Mechanisms of gas sensing by internal sensory neurons in Drosophila larvae

Internal sensory neurons monitor the chemical and physical state of the body, providing critical information to the central nervous system for maintaining homeostasis and survival. A population of larval Drosophila sensory neurons, tracheal dendrite (td) neurons, elaborate dendrites along respiratory organs and may serve as a model for elucidating the cellular and molecular basis of chemosensation by internal neurons. We find that td neurons respond to decreases in O2 levels and increases in CO2 levels. We assessed the roles of atypical soluble guanylyl cyclases (Gycs) and a gustatory receptor (Gr) in mediating these responses.
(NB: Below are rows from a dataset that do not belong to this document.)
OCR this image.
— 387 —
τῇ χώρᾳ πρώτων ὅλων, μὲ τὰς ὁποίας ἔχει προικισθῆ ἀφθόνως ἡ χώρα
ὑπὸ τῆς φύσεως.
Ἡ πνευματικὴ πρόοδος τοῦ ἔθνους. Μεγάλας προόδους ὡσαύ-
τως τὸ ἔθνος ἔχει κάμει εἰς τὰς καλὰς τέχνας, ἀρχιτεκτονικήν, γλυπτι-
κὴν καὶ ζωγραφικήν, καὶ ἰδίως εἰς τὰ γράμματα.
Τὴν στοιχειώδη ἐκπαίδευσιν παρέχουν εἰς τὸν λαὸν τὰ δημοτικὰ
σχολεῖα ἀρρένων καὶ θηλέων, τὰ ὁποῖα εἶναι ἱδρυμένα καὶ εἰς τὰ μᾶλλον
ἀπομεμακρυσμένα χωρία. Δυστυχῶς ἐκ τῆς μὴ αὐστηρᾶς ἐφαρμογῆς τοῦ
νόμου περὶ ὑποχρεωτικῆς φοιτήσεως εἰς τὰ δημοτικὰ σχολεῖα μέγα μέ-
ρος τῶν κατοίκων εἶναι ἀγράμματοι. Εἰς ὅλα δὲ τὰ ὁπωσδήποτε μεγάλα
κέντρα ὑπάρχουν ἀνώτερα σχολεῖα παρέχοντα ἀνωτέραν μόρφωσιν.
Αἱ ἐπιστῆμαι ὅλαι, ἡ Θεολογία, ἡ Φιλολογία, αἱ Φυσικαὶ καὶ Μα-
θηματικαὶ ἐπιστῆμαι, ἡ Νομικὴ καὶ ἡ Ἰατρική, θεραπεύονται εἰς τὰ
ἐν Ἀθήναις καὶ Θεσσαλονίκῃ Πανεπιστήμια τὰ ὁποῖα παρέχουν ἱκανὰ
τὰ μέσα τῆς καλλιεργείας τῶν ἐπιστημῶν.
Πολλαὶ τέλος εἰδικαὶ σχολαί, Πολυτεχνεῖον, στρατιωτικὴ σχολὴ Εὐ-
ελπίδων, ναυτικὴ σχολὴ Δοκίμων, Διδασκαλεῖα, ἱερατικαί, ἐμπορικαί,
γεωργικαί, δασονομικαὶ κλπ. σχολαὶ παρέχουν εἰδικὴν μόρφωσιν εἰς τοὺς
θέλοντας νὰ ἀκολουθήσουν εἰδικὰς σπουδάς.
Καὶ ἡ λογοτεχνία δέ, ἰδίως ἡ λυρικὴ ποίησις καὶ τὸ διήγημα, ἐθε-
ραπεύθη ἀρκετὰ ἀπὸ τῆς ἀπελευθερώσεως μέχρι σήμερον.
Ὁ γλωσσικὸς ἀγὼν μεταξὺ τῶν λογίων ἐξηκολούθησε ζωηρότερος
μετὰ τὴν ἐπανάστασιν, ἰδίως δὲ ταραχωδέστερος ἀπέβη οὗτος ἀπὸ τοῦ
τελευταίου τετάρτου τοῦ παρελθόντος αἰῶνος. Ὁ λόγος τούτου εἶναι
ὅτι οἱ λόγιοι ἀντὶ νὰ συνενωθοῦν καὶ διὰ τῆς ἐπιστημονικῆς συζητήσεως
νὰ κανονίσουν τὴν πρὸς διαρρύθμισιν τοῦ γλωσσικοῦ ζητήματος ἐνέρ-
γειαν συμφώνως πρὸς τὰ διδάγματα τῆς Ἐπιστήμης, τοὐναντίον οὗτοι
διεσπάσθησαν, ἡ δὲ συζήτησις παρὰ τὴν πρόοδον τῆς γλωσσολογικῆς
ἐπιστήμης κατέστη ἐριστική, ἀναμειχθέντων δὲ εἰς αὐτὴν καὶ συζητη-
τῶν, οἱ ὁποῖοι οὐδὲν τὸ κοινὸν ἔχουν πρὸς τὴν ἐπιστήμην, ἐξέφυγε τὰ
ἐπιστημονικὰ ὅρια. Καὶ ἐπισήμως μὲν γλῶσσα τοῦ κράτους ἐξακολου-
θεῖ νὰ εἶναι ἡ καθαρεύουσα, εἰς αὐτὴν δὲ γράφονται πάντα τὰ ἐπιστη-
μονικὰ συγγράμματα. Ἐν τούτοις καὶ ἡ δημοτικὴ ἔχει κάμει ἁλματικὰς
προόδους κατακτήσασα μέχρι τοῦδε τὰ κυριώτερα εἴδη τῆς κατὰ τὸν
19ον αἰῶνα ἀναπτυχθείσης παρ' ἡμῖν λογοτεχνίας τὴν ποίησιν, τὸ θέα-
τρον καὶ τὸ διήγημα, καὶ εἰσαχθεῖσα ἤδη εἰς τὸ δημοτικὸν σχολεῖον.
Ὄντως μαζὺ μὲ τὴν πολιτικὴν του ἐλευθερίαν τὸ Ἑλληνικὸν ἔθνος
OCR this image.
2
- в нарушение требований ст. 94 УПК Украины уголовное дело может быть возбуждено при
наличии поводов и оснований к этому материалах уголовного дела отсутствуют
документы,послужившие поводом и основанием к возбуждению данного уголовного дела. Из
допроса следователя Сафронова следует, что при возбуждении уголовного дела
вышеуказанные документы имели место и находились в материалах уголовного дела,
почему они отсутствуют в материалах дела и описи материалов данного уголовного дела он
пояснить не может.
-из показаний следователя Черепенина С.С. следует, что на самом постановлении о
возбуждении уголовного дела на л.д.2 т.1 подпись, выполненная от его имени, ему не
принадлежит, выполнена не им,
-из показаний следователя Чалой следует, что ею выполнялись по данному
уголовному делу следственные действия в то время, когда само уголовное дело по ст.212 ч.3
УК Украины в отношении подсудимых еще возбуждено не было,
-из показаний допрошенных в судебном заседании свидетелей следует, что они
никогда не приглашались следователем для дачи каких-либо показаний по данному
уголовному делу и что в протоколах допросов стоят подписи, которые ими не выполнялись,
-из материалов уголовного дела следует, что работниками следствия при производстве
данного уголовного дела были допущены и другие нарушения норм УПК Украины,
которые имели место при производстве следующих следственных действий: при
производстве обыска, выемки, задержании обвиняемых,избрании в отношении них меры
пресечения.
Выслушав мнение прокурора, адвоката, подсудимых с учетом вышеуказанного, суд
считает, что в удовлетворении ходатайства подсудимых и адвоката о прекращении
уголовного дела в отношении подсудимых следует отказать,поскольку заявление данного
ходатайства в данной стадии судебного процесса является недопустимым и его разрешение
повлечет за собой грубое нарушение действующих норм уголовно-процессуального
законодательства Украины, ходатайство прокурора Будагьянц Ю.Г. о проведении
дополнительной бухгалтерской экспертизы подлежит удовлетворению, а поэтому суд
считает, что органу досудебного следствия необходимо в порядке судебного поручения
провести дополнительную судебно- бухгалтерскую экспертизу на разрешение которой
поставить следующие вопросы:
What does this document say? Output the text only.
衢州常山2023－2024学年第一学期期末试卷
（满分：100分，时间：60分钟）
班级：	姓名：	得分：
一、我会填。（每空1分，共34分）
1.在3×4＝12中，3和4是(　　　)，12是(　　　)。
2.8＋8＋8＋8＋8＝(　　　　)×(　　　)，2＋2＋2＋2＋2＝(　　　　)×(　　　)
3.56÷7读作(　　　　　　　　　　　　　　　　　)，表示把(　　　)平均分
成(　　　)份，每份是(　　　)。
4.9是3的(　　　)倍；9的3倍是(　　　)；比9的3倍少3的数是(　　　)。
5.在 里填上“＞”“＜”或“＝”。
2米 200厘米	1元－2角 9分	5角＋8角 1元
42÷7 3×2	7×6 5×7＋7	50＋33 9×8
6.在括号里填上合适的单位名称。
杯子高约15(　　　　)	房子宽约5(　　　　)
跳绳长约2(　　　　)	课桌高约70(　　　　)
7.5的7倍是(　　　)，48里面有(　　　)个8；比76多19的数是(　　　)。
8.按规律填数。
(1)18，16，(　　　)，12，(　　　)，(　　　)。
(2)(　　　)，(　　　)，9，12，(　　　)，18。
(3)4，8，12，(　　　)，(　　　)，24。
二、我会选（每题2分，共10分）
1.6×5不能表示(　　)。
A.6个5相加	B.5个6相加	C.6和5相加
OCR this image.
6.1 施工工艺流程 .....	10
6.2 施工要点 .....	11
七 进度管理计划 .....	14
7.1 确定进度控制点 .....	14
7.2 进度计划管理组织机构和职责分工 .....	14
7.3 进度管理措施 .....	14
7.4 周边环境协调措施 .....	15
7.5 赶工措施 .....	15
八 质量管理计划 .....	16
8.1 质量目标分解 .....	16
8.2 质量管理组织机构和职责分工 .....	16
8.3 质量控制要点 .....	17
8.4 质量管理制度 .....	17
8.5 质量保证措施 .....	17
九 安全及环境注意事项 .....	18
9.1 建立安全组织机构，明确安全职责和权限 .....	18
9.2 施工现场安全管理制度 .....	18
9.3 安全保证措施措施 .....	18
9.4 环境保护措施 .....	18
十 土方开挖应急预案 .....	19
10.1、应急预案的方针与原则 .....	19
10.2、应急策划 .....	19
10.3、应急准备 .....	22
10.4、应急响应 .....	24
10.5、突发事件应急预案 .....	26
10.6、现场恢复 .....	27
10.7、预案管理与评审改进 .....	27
We found that Gyc88E/Gyc89Db were necessary for responses to hypoxia, and that Gr28b was necessary for responses to CO2. Targeted expression of Gr28b isoform c in td neurons rescued responses to CO2 in mutant larvae and also induced ectopic sensitivity to CO2 in the td network. Gas-sensitive td neurons were activated when larvae burrowed for a prolonged duration, demonstrating a natural-like feeding condition in which td neurons are activated. Together, our work identifies two gaseous stimuli that are detected by partially overlapping subsets of internal sensory neurons, and establishes roles for Gyc88E/Gyc89Db in the detection of hypoxia, and Gr28b in the detection of CO2.